After humans win, Earth gets bombarded with wormhole portals opening all over the place, and at first they’re afraid there’s some kind of invasion happening, but then they realize that it’s all the other species in the universe sending their thanks and praise to humans for freeing the whole entire galaxy from this threat that overcame every single other one of those species, but who were defeated by a species so not advanced, that we still had to muck around with putting people in cryosleep to take long space trips, against an alien intelligence that could basically teleport, do mind control, take people’s bodies over, and create extremely accurate artificial environments, because…we were the only species in their history who thought ‘let’s make a computer virus’? Come on.

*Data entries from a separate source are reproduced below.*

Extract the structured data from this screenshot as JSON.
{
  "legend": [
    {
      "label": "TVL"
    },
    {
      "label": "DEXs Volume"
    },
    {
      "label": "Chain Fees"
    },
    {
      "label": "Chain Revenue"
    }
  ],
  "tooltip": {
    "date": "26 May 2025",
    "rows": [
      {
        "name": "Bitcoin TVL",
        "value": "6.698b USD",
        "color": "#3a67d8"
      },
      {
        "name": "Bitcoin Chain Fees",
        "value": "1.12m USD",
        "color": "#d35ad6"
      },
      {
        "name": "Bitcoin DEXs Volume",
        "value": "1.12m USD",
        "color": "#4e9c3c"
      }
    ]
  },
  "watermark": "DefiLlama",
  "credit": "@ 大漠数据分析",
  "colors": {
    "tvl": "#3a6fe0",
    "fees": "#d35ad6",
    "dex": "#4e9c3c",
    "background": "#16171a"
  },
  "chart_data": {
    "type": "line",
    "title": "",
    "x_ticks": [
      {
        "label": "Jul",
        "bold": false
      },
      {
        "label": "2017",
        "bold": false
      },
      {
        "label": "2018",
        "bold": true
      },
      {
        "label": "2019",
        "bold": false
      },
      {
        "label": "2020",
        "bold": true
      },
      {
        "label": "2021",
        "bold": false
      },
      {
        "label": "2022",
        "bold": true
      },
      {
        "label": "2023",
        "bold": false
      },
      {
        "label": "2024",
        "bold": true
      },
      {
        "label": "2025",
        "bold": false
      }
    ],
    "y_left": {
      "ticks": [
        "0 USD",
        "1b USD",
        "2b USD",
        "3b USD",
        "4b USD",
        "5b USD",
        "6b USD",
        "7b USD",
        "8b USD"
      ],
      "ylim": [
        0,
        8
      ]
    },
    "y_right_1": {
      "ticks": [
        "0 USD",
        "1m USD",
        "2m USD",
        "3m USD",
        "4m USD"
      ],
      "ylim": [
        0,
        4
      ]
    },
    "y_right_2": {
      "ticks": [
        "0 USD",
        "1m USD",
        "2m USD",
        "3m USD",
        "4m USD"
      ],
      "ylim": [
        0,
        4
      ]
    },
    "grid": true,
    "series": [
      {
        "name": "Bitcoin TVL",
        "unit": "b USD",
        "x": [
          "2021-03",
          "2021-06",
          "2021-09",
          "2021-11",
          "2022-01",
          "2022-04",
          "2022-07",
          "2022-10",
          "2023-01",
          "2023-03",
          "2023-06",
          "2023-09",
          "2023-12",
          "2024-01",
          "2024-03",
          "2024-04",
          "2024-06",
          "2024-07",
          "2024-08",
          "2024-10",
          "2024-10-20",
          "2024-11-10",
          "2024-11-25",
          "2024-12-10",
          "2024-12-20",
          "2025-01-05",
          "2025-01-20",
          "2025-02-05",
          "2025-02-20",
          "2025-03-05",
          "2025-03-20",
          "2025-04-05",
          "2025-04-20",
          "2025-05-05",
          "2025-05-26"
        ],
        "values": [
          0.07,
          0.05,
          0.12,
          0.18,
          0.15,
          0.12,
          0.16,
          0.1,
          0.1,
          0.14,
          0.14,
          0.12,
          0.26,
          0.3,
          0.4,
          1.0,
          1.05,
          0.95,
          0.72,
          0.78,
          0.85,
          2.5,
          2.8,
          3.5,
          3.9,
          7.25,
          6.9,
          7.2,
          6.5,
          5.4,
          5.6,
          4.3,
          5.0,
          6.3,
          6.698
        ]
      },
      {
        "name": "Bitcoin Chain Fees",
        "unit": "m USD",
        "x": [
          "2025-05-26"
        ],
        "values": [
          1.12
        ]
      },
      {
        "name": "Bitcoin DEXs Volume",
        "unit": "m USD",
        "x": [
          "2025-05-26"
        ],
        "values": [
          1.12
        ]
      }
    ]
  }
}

It’s hard to know if that ending was rushed because the show was canceled after the second season, or if the overall ending, involving the sending of a new ship out to go meet all the aliens they now know existed, was going to be the continuation, but either way it was such a trite ‘rah rah human free will wins again!’ story that it really did diminish the series for me.
I still stand by my conclusion in the non-spoiler portion of the article: It’s a decent show and it’s neat to watch, and if you’re looking around for some sci-fi to pick up, it’ll just take you a couple days of binge to blast through it and there are enough good bits to make it worth doing, but I just really need sci-fi shows to think harder about how they end things, and how they place humanity in the galactic milieu without defaulting to “We’re so stubborn and fighty that nothing can stop us.”